Renewable gaseous fuels, including biomethane and low-carbon hydrogen, are anticipated to play a role in B.C.’s long-term decarbonization, but their origin, end-uses and level of prominence in the long-term provincial energy mix are uncertain.

The regulations developed as part of the CleanBC Roadmap to 2030, currently in design, will have a significant impact on the use of gaseous fuels and the future of the gas-distribution grid in B.C.

In order for B.C. to meet the commitments laid out in the Roadmap to 2030, FortisBC Energy (FEI), the province’s main natural gas utility, will need to present a renewed vision for its business model.

It will need to pivot from capital investments for the delivery of base heat loads, to focus instead on the production of renewable natural gas and hydrogen, the support of gas for transportation and industrial decarbonization, the delivery of deep retrofits, and the provision of low-carbon-heat-as-a-service, leveraging both electric and or hybrid high-performance systems.

The purpose of this paper is to respond to FEI’s B.C. Utilities Commission (BCUC) application and summarise the Pembina Institute’s perspective on the GHG Reduction Standard (GHGRS), proposed changes to the B.C. Demand-Side Measures Regulation, and FEI’s revised renewable gas program.

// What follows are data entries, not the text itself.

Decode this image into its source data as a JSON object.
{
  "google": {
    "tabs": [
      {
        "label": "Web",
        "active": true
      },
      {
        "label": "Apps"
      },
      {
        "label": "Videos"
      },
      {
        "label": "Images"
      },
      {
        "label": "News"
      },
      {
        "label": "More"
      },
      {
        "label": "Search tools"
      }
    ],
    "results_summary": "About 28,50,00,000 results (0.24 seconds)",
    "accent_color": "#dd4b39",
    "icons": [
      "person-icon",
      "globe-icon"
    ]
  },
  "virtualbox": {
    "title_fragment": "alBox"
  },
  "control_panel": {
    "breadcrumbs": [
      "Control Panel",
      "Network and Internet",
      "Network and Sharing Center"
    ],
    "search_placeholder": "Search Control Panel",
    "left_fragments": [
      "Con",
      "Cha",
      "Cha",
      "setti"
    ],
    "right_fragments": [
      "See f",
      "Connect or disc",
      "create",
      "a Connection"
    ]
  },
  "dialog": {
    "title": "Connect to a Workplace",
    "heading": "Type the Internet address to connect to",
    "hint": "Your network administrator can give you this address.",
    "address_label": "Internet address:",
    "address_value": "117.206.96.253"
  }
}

In our paper, the Pembina Institute recommends the following:

  • The province introduces the ban on incentives for gas appliances by end of 2022, even if appliances were to be using 100 per cent renewable gases.
  • FortisBC Energy is granted an extension to revise its 2022 Long-Term Gas Resource Plan so that it incorporates the cap on gas utility emissions announced in the Roadmap to 2030.
  • Until plans are in place to meet the provinces GHGRS, utilities should only be allowed expenditures to maintain the system, develop new renewable gas resources and expand demand-side management offerings to offer deep retrofit incentives.
  • The BCUC allows FEI to provide renewable gaseous fuels as a heating source for some existing buildings but at the full marginal cost, not the cost of fossil natural gas.
  • The province should clarify standards and methodology for utilities to quantify the carbon content of renewable gases and track their environmental attributes.
  • FEI should articulate how the gas delivery system could provide peak heat load rather than base heat load, and work with B.C. to analyse where reliance on gas for heat peaks would be most favourable.